In light of the yard sale (that I swore I would never have again) that I’m having tomorrow morning, I thought I would take a few moments to tell you why I am not fond of yard sales. I don’t mind going to yard sales. It’s having them that I so detest. Here are a few reasons why:
1. The God-awful start time.
When I was a kid and forced to go yard-saling (I know that is somehow a verb) with my mother, most of them didn’t start until 9 am. You could get there by 10 am and still have your pick of some good stuff. Now you HAVE to start by 7am. And just because you say you start at 7am doesn’t mean you aren’t going to have those dreaded “early birds” knocking on your door at 6:30 am. Just in case, I posted the ad this way:
YARD SALE: 7am to 12pm (no early birds – we’re not morning people)

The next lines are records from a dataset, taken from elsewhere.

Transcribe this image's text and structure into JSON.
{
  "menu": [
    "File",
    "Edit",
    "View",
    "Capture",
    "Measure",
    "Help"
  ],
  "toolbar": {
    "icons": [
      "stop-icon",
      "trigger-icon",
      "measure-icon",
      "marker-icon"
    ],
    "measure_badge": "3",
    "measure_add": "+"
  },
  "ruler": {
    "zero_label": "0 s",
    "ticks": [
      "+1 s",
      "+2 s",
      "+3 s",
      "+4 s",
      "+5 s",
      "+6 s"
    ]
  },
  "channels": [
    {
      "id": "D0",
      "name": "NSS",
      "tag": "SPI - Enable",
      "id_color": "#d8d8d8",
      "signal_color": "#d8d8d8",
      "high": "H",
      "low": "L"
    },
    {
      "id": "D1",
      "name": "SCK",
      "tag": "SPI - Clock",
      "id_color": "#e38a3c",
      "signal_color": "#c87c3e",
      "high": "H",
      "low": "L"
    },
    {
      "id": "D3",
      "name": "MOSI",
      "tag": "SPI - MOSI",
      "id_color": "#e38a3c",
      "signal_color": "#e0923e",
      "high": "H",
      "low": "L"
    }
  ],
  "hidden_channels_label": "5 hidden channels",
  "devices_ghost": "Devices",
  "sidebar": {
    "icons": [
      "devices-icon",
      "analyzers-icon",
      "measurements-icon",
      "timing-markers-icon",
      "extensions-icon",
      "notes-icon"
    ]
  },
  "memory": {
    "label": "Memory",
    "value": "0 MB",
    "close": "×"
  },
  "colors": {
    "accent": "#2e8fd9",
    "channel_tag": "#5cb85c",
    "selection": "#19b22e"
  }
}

2. Trying to set up the yard sale while people start picking through your boxes.
Now who would do that? See number one. People, please. It’s nothing THAT good.
3. The drive-bys.
If you’ve ever had a yard sale, you know what I’m talking about. They slowly inch past your house in their SUVs stuffed to the gills with their morning treasure glaring intently at whatever is laid out on the driveway. Then suddenly, they come to some realization that it’s not even worth their time to stop and look. And I stare back at them as if to say, I hope the item of your dreams is sitting here for sale for 50 cents but you’ll never even know it because you’re just driving by.
4. Pricing the stuff.
I don’t mind the actual act of pricing. I can assign a price to anything. More importantly, I can assign a value. My yard sales are probably the only ones you’ll ever attend where you’ll hear the hostess saying “what’s it gonna take to get you into this cowboy hat today?” I can usually read how high or low someone is willing to go. But you sometimes have to quote a price on the spot and then the very interested party suddenly decides that 50 cents is just not worth it for a beautiful crystal vase. How about 25 cents? My desperate pleas go unnoticed. I haven’t sold it and now I’ve humiliated myself.

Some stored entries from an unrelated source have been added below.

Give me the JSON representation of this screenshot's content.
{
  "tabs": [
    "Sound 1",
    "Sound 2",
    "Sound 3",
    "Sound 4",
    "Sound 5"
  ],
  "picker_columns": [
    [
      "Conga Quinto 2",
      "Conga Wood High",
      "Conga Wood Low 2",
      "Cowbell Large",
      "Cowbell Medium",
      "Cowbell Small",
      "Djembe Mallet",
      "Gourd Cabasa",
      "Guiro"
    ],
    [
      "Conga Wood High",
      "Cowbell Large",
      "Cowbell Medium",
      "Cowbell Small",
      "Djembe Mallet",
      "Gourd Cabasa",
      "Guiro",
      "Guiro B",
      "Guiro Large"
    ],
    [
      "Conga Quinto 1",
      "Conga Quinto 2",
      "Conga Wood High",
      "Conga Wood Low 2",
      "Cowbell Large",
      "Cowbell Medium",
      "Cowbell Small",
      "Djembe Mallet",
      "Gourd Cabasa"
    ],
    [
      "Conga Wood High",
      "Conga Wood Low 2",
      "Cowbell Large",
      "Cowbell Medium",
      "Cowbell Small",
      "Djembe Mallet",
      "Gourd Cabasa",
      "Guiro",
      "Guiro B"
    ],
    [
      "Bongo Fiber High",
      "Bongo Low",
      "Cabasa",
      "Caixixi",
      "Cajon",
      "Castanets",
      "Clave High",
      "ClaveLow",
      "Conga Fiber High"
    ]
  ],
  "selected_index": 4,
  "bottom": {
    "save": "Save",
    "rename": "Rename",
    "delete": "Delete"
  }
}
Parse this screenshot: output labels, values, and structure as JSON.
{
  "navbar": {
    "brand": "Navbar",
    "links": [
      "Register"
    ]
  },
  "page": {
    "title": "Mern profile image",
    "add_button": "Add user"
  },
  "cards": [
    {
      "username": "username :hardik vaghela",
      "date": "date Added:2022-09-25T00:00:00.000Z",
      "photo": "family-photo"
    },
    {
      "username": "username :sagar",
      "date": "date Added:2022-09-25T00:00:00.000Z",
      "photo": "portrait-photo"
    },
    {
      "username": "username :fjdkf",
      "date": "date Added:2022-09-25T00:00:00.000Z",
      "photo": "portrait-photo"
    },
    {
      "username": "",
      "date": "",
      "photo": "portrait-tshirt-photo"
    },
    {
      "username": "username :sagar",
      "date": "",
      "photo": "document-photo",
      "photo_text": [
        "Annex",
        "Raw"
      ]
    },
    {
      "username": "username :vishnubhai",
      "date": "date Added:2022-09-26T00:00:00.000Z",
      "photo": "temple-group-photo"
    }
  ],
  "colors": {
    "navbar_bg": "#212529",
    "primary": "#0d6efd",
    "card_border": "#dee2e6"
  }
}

Side story: I once had old towels for sale for 25 cents a piece. I had a woman pick up 10 towels and say “I’ll give you $7 for all of these.” I could have corrected her and perhaps saved her some money but thought that I just might embarrass her with my logic. Or my math. So I cheerfully accepted her offer.
5. The aftermath.
What do you do with the stuff you didn’t sell? Take it back in the house? Mais, non! That defeats the purpose. You don’t have a yard sale to make tons of money. You have it to get rid of stuff. You put it in the car and you take it to the nearest charity (mine, by the way, is Retails Thrift Shop which sells items to raise money for a low cost spay/neuter program). But you have to make decisions about things. I can sell a lousy TV for $5 but if it doesn’t sell, how can I just give it away? It’s worth more as a tax deduction. Still, I guess I want to know it’s going to have a good home.

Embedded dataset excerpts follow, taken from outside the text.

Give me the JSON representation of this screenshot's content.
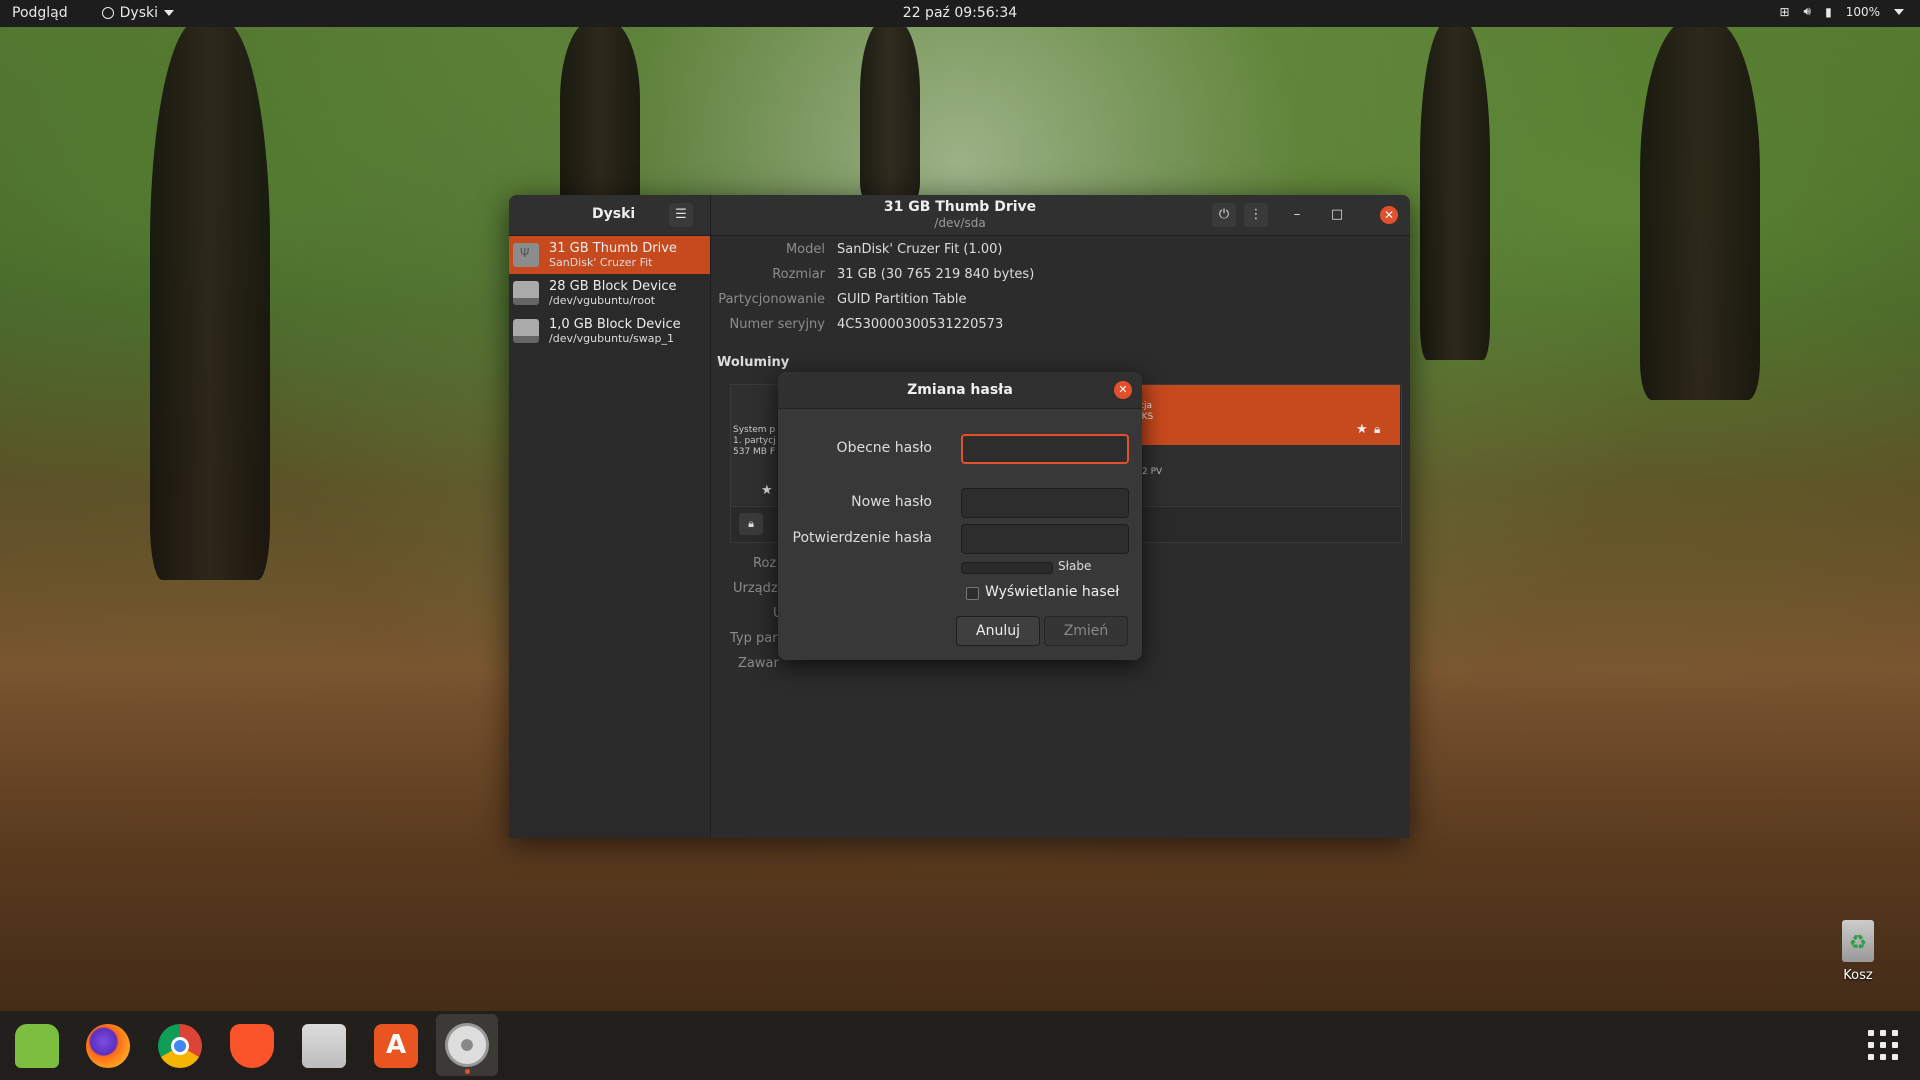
{
  "topbar": {
    "activities": "Podgląd",
    "app_menu": "Dyski",
    "clock": "22 paź  09:56:34",
    "battery": "100%"
  },
  "window": {
    "sidebar_title": "Dyski",
    "title": "31 GB Thumb Drive",
    "subtitle": "/dev/sda",
    "drives": [
      {
        "name": "31 GB Thumb Drive",
        "sub": "SanDisk' Cruzer Fit"
      },
      {
        "name": "28 GB Block Device",
        "sub": "/dev/vgubuntu/root"
      },
      {
        "name": "1,0 GB Block Device",
        "sub": "/dev/vgubuntu/swap_1"
      }
    ],
    "properties": {
      "model_label": "Model",
      "model": "SanDisk' Cruzer Fit (1.00)",
      "size_label": "Rozmiar",
      "size": "31 GB (30 765 219 840 bytes)",
      "partitioning_label": "Partycjonowanie",
      "partitioning": "GUID Partition Table",
      "serial_label": "Numer seryjny",
      "serial": "4C530000300531220573"
    },
    "volumes_title": "Woluminy",
    "volumes": {
      "seg1_line1": "System p",
      "seg1_line2": "1. partycj",
      "seg1_line3": "537 MB F",
      "seg2_line1": "cja",
      "seg2_line2": "JKS",
      "seg3_line1": "/2 PV"
    },
    "volume_props": {
      "k1": "Roz",
      "k2": "Urządz",
      "k3": "U",
      "k4": "Typ par",
      "k5": "Zawar"
    }
  },
  "dialog": {
    "title": "Zmiana hasła",
    "current_label": "Obecne hasło",
    "current_value": "",
    "new_label": "Nowe hasło",
    "new_value": "",
    "confirm_label": "Potwierdzenie hasła",
    "confirm_value": "",
    "strength": "Słabe",
    "show_passwords": "Wyświetlanie haseł",
    "cancel": "Anuluj",
    "ok": "Zmień"
  },
  "desktop": {
    "trash_label": "Kosz"
  },
  "dock": {
    "apps": [
      "android-studio-icon",
      "firefox-icon",
      "chrome-icon",
      "brave-icon",
      "files-icon",
      "software-center-icon",
      "disks-icon"
    ]
  },
  "colors": {
    "accent": "#e2502c",
    "selected": "#c7491e",
    "window_bg": "#2c2c2c"
  }
}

The fun part? I always meet some interesting people and inevitably help someone find that dream item they’ve been looking for.
7 comments
This was hilarious. I've only had ONE yard sale and I've been saying yes to every charity that has called since.
My condo association is having a yard sale in June. After your tips here… I'm thinking that I'll just skip town or something. Especially so I don't have to deal with the traffic of the drive by-ers. 🙂
Maybe you will come in contact with someone so interesting they will give you a good blog post topic. I'm not a fan of yard sales either. Good luck with yours! I hope you sell most of your stuff.
Sounds like fun – I've only ever had one yard sale, when I was little, and it was a dreadful experience, but I have faith that yours will rise up and be awesome.
Oh my … you ARE somewhat of a kindred spirit, aren't you?
I detest yard sales. We are preparing for one here because we are overrun with massive amounts of crap … I mean treasures yet to be found. I am so not looking forward to it.
Once, I hosted a yard sale for my Mom. There was a “surprise box” for $2. It had four really cool glasses and a couple of other glassware items in it. A woman came and wanted only the 4 glasses. She asked me the price. I told her it was $2 for the box. She proceeded to throw a canippy fit all over the driveway about how she was paying for the other items she didn't want (Yes – I know I sank to her level) I kicked off the property. At that moment, I would have ground them to dust under my feet rather than let her have them.
Yes, I can be a child… in my defense, I was only 22 at the time – so I kinda was.
Yard sales definitely bring out the worst in people. I learned a new technique on Saturday. The first yard salers of the morning will ask “do you have change for $100?” Seemed like a ploy to just say “oh, I don't have change. I'll just have to give it to you for free.” Everytime I said no, they managed to find the money somewhere.
Oh my goodness, I need to remember your signage for the next yard sale I get sucked into. Except mine would start at 8:30… 'cause we're REALLY not morning people!